Sacramento mother and son sentenced to prison for filing false tax returns
A Sacramento mother and son were sentenced to federal prison on Monday for a phony tax return scheme prosecutors said bilked the Internal Revenue Service of $1.5 million in refunds.
Dominic Davis, 40, pleaded guilty to conspiring with his mother, Sharita Wright, to file several false tax returns, and also to filing still more returns for himself, family members and friends, a plea agreement filed in Sacramento federal court shows. Wright, 61, also pleaded guilty.
Nine false returns, which sought about $2.5 million in unearned tax refunds, were filed between 2019 and 2022 in connection with the scheme, prosecutors said. The IRS paid out $550,000 on the ones Davis filed with his mother, and another $918,000 for returns that he filed on his own, according to the plea agreement.
The tax returns purported to show that Davis, Wright and their friends and relatives had worked for corporations that they had set up.
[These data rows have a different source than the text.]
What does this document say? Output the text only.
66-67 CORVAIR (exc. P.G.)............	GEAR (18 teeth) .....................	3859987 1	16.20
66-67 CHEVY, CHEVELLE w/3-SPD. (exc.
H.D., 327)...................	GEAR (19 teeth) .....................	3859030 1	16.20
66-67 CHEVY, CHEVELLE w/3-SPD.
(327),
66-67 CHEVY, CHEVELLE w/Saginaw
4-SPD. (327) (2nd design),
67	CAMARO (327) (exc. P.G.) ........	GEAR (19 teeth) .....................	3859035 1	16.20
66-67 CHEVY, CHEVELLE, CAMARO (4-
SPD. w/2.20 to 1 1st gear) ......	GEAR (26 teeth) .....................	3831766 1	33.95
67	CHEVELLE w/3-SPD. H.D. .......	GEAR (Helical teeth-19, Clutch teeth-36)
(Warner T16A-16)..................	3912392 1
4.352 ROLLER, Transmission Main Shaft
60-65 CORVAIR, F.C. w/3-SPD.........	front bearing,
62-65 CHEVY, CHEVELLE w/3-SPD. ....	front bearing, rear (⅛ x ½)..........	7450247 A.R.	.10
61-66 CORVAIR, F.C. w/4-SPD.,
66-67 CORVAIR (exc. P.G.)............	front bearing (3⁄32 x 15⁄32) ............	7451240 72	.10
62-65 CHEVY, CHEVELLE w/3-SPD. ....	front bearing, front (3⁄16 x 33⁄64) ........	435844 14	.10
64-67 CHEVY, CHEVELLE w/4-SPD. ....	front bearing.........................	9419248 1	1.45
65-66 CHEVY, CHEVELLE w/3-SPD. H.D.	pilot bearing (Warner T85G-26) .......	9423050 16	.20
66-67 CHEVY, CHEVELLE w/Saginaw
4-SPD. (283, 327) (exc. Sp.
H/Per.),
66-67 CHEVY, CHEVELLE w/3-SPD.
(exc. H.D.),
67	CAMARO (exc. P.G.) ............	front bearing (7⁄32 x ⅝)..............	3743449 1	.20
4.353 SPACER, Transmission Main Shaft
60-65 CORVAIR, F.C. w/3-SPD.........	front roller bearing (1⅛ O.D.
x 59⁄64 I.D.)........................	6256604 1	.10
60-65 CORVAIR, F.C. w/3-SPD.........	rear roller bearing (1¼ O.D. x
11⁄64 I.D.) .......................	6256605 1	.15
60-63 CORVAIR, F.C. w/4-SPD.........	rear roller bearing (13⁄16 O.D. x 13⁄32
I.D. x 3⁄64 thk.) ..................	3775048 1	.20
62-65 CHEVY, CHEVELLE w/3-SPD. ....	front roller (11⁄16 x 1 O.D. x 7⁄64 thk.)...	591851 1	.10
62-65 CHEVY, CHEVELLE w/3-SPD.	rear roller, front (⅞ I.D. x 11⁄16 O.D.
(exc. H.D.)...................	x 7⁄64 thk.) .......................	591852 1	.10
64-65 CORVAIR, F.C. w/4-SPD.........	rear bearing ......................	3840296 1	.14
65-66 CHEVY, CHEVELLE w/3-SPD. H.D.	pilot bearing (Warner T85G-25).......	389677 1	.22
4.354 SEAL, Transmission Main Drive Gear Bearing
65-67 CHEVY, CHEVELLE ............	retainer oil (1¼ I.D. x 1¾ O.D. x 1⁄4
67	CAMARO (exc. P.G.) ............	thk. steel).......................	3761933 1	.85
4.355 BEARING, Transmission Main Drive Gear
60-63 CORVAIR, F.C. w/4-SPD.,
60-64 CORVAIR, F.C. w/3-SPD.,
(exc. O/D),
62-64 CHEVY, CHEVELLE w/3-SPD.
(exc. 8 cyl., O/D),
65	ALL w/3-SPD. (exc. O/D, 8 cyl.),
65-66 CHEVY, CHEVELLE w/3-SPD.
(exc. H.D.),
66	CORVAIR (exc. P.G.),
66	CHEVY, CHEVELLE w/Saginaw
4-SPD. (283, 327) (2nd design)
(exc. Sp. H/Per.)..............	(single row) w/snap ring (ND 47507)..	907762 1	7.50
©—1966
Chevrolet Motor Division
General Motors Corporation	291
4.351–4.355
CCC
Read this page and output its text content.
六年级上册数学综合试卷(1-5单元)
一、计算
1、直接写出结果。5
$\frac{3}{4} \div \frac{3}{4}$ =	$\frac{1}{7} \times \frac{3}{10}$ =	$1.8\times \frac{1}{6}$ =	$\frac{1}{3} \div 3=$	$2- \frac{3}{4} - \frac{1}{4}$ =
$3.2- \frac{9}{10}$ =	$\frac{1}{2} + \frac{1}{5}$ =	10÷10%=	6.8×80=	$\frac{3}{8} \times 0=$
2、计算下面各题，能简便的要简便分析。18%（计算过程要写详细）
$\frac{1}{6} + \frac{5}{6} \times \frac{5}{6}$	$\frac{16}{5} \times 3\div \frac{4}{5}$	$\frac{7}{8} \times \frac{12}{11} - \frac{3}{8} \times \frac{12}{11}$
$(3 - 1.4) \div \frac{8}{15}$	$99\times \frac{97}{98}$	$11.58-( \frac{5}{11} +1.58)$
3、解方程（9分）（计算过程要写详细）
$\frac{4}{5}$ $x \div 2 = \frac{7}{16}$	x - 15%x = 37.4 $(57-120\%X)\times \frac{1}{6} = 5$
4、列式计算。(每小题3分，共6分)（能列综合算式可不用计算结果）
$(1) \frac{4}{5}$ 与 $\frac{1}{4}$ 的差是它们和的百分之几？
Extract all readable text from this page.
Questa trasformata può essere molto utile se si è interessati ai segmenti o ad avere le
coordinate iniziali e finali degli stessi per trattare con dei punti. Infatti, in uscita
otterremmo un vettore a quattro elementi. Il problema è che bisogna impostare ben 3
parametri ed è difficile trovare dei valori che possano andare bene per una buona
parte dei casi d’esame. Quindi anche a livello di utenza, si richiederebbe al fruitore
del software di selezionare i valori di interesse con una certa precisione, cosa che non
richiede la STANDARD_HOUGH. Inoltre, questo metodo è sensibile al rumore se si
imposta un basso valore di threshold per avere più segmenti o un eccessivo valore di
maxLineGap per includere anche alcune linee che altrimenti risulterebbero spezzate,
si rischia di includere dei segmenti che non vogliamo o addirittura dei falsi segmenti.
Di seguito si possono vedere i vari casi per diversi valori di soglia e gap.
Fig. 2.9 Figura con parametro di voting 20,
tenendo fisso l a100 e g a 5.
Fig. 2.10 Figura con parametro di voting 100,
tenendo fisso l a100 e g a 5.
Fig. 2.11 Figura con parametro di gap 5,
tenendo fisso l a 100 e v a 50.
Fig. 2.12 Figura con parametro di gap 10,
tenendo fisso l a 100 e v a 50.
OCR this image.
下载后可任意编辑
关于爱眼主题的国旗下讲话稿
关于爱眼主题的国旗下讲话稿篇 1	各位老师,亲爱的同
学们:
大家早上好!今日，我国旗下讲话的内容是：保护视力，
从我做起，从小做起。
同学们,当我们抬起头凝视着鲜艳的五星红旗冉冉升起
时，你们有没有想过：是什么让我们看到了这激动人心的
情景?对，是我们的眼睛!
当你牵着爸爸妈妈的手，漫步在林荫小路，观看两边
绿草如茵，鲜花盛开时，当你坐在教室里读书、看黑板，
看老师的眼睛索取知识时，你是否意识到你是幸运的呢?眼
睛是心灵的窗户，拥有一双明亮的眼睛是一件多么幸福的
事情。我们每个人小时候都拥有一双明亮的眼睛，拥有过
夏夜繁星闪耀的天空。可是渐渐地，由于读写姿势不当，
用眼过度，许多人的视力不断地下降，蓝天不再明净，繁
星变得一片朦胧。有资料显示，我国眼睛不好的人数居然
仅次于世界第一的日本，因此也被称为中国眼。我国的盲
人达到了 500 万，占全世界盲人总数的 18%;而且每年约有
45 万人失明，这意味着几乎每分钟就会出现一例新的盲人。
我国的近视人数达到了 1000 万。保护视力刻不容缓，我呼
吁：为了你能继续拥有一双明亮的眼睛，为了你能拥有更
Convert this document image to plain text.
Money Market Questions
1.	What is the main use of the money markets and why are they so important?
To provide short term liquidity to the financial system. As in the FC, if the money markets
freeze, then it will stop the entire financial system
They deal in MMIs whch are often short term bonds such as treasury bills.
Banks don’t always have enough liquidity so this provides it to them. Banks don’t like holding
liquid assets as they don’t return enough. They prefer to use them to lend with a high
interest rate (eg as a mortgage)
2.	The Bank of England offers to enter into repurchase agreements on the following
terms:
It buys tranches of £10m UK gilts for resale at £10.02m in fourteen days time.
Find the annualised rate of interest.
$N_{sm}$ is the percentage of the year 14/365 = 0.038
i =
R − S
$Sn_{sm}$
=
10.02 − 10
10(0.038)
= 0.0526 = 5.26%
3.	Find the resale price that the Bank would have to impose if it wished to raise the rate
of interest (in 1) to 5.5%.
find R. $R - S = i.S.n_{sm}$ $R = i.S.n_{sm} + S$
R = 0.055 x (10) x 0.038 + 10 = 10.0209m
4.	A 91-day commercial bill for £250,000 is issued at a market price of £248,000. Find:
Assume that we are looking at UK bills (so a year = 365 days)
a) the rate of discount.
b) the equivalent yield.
But the group did not do any work for the limited liability corporations, commonly known as LLCs.
In addition to submitted fake work records including W-2 forms, the returns claimed large taxable deductions from charitable donations that never took place, the plea agreement said.
Davis prepared and filed the returns, while Wright provided him information and checked with the IRS about when the refunds would be coming, prosecutors said.
Wright personally visited an IRS office in 2021, presenting documents that she said entitled her to a refund of more than $407,000. The IRS paid it to her, the agreement shows.
Davis was sentenced to three years and four months in prison, and Wright was sentenced to 15 months in prison, Acting U.S. Attorney Kimberly Sanchez said in a news release. They were both ordered to pay restitution, Sanchez said.